Eagles Wake-Up Call: Payton Deal First Chip To Fall

Jay Glazer of FoxSports.com reported Friday evening that the New Orleans Saints and Sean Payton have agreed in principle to a contract extension.

And just like that, the NFL’s hiring season had begun.

Payton leaving always seemed like a longshot, but it’s no coincidence that the news was announced just three days before teams around the league started firing their coaches. The Saints would have been making a huge mistake if they let Payton test the open market. The one team he had most often been linked to was the Cowboys. But Glazer also reports that Jason Garrett will be back in Dallas in 2013.

Meanwhile, there figures to be some serious competition and posturing next week as nearly one-third of the league’s jobs could potentially be up for grabs.

The rumors about who could potentially replace Andy Reid continue to swirl. Albert Breer of NFL Network hears that University of Washington head coach Steve Sarkisian could be an option for the Eagles. Sarkisian has spent the last four seasons as head coach of the Huskies. Prior to that, he was an assistant with USC for seven seasons and also spent one year (2004) as the quarterbacks coach of the Oakland Raiders.

One other name we’ve written about previously in this space is Penn State’s Bill O’Brien. While it seems unlikely that O’Brien will leave Happy Valley, the door is not shut completely. Adam Caplan reports that teams have begun research on O’Brien’s contract and buyout:

This situation may go nowhere, especially based on the buyout and how much money he’ll earn over the length of the contract. However, with the dearth of quality head-coaching candidates available, it wouldn’t be surprising if some teams showed interest in O’Brien over the next week or so.

Several names to keep an eye on, and likely several openings to be announced as soon as Monday.


Reid said he’s had no discussions with Jeffrey Lurie this week.

I felt like rambling yesterday, so the Week 17 cheat sheet offers 10 thoughts on the state of the Eagles.

The Birds’ assistant coaches also face an uncertain future, Tim writes.


ESPN’s Adam Schefter offers his take on Reid:

Reid’s selection of assistant coaches contributed to his downfall. Philadelphia struggled to replace legendary defensive coordinator Jim Johnson, and when the Eagles attempted to do it with offensive line coach Juan Castillo, they created issues in other areas.

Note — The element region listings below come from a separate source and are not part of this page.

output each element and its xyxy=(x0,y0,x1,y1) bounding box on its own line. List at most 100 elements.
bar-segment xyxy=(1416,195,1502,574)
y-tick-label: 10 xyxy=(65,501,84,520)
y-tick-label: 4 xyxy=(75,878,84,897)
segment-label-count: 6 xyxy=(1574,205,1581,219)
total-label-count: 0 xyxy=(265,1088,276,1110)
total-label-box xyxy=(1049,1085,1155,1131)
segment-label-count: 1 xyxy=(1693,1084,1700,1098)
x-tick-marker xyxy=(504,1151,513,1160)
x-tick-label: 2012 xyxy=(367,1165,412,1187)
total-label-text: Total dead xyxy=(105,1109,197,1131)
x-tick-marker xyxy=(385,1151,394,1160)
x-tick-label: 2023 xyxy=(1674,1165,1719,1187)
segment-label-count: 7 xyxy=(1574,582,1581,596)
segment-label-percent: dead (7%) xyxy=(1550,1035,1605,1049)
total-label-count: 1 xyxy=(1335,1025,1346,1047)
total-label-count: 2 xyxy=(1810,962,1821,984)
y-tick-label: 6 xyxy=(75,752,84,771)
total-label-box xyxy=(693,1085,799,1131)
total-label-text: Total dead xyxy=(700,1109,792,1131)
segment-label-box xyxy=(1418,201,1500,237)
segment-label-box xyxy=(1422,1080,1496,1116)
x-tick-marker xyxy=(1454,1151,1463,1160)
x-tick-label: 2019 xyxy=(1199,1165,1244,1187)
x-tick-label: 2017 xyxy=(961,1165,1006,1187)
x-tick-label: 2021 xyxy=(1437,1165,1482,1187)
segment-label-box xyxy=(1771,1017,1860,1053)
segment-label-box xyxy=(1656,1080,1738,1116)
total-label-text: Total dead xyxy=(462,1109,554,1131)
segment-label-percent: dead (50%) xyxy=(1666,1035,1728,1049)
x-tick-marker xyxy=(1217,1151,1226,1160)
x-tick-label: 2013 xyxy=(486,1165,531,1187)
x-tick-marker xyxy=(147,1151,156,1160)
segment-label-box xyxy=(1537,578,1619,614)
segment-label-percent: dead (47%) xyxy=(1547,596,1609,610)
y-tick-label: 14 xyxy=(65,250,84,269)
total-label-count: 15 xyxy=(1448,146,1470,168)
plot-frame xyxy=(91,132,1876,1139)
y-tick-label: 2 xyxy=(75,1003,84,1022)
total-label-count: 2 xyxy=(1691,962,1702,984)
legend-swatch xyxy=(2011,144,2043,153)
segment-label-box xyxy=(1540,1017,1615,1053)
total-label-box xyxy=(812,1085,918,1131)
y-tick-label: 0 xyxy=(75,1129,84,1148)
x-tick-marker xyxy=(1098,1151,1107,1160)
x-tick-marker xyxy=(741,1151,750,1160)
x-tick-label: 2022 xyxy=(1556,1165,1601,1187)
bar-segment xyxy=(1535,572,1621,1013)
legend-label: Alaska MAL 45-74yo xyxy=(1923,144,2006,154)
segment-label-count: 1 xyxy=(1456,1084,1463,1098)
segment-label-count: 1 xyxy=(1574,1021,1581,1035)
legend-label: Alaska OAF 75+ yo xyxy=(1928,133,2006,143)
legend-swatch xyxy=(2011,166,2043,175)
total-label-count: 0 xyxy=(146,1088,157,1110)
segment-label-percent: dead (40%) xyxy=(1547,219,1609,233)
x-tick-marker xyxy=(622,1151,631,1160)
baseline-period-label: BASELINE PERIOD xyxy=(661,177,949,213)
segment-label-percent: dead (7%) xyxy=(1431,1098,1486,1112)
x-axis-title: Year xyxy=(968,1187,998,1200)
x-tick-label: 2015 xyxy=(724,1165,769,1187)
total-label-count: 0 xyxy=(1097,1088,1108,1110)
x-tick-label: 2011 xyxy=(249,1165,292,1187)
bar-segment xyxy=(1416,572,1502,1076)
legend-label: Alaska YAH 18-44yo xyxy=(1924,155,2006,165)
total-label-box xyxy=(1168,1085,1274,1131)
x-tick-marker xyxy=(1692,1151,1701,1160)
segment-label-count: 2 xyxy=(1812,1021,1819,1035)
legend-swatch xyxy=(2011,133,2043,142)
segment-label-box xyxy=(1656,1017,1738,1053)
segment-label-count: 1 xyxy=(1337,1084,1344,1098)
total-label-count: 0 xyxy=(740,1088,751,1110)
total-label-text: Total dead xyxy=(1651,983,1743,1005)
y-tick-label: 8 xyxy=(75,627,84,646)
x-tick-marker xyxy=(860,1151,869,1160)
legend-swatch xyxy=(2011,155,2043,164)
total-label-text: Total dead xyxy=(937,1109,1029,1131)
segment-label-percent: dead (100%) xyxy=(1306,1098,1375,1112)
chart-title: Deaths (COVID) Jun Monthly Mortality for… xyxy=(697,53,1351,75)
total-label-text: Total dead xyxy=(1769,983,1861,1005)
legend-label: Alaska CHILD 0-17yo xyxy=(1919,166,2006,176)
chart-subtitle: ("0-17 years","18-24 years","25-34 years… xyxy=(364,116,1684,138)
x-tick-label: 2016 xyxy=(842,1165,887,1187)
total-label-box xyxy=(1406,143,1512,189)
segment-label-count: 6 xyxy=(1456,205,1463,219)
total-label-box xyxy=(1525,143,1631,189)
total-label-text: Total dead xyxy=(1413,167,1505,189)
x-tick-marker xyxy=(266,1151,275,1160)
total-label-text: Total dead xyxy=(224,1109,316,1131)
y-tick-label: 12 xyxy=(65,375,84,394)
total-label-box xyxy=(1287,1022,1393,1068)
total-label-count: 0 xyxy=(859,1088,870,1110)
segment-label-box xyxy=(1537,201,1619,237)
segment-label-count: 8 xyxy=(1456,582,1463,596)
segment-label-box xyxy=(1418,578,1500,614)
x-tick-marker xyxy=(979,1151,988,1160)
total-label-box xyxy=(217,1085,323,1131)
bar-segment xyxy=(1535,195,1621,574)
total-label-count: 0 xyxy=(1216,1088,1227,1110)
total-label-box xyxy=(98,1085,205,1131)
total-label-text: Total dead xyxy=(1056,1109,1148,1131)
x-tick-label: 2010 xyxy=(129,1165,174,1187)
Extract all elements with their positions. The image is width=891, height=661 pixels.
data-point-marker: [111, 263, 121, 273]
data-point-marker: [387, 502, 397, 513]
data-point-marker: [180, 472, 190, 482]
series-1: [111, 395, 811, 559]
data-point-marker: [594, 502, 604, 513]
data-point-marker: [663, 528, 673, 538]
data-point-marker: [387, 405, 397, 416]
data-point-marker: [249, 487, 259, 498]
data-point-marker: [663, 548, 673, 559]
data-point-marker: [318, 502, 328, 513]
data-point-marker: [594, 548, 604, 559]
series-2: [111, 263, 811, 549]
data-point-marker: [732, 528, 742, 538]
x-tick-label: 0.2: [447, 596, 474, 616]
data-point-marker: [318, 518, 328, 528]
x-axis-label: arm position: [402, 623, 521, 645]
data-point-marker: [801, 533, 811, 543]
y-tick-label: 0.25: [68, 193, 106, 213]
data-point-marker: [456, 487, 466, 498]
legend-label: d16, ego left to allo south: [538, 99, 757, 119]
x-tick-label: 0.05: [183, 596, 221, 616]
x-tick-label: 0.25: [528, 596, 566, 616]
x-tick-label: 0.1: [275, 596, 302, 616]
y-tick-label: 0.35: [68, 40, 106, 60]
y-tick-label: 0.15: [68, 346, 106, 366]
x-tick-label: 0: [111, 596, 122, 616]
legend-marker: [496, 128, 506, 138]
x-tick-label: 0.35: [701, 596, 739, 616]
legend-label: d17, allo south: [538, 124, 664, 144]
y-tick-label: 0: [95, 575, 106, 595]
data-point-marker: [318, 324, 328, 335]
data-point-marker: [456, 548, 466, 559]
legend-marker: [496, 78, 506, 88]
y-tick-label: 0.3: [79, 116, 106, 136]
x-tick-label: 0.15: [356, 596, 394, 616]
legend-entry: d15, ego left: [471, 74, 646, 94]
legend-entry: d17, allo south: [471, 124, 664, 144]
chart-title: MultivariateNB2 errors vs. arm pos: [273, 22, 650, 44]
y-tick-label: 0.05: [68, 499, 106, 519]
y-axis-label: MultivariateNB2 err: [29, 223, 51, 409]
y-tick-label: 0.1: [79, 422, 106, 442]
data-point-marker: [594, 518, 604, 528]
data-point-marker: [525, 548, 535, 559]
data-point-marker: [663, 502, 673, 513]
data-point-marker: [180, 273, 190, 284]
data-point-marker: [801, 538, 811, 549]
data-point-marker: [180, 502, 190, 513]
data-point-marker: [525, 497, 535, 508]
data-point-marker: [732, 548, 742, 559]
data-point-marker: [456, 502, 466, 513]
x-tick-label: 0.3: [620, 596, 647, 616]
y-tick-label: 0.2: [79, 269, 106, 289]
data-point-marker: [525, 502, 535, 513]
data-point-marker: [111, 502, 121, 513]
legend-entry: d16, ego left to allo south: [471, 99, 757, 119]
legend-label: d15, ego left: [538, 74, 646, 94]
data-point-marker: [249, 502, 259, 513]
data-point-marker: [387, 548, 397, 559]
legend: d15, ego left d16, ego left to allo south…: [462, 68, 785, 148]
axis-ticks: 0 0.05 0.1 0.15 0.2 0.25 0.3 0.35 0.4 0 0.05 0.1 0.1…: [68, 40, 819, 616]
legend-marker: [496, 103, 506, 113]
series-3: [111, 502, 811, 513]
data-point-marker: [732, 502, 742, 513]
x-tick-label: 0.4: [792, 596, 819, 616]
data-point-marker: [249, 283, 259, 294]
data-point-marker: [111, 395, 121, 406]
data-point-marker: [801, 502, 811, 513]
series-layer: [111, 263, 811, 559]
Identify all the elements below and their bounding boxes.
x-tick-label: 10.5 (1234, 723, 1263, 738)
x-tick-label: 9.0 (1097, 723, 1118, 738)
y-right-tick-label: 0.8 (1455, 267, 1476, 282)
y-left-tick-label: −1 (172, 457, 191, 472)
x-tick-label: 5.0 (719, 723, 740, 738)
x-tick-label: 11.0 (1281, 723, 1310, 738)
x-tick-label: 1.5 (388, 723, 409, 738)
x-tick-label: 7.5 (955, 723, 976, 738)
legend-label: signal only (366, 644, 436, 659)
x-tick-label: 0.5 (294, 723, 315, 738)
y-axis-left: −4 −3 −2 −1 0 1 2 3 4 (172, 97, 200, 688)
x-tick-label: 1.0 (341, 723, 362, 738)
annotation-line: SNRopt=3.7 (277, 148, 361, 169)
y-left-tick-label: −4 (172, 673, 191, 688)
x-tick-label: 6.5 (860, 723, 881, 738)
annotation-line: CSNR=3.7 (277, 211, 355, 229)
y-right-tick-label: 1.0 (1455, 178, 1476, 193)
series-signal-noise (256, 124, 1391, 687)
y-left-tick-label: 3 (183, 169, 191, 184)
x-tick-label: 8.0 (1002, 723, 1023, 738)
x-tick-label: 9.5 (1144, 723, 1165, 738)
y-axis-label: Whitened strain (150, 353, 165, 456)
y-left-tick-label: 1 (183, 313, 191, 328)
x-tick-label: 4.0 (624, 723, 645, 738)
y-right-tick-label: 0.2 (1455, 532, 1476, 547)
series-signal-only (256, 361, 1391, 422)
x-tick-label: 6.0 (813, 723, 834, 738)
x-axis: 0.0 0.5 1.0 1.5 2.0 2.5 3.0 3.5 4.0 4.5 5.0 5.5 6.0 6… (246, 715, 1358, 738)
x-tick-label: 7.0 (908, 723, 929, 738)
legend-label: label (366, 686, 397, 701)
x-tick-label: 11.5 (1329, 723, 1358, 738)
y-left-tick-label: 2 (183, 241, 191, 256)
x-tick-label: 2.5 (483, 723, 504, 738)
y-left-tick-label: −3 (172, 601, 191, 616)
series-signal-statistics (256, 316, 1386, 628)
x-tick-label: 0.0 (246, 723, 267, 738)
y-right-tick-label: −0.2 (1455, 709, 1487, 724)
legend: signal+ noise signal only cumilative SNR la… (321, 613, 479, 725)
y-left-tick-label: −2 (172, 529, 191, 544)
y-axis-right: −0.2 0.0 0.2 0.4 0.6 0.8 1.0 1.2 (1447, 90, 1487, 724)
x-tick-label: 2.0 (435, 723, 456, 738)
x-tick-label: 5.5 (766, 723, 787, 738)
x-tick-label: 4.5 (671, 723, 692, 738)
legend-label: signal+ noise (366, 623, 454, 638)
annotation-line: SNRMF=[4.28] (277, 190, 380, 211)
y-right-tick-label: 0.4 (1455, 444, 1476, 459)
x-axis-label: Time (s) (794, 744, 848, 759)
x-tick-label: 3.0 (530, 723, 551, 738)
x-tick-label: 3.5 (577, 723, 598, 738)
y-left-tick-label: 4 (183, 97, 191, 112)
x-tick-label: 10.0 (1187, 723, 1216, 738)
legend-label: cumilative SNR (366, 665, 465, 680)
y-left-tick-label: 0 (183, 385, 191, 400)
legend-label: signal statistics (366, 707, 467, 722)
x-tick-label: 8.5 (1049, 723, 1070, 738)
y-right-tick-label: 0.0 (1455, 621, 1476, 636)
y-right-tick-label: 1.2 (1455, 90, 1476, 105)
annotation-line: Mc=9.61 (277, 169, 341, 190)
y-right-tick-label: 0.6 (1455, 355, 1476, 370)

Yet with a record of 130-92-1, Reid goes down as a Philadelphia sports legend, as unappreciated as he was underrated. Reid, 54, wants to coach next season, and he undoubtedly will draw interest. But some around the league are hoping that Reid takes a year off to spend time with his family, recharge his battery, study the game and return with a passion in 2014.

One of the better national columns you’ll see on Reid, from SI.com’s Michael Rosenberg:

Reid has had 14 years to end this drought. He came achingly close. In 2005, the Eagles lost the Super Bowl to the Patriots by a field goal. Reid has taken the Eagles to five conference championship games. To understand how impressive that is, consider: Bill Belichick has made six conference championship games. Tony Dungy made three. If this were college basketball, we would say that Reid took the Eagles to five Final Fours.

And yet, Reid was never really enough for Philly. I don’t just mean his record, though lately that has not been enough. I mean him. Fans and reporters want Reid to reveal himself. They want visible passion on the sideline on Sundays and audible emotion in press conferences on Mondays. They want Rex Ryan. Or at least Buddy Ryan. Or Dick Vermeil.


No media availability as the Eagles make final preparations for Sunday’s game against the Giants.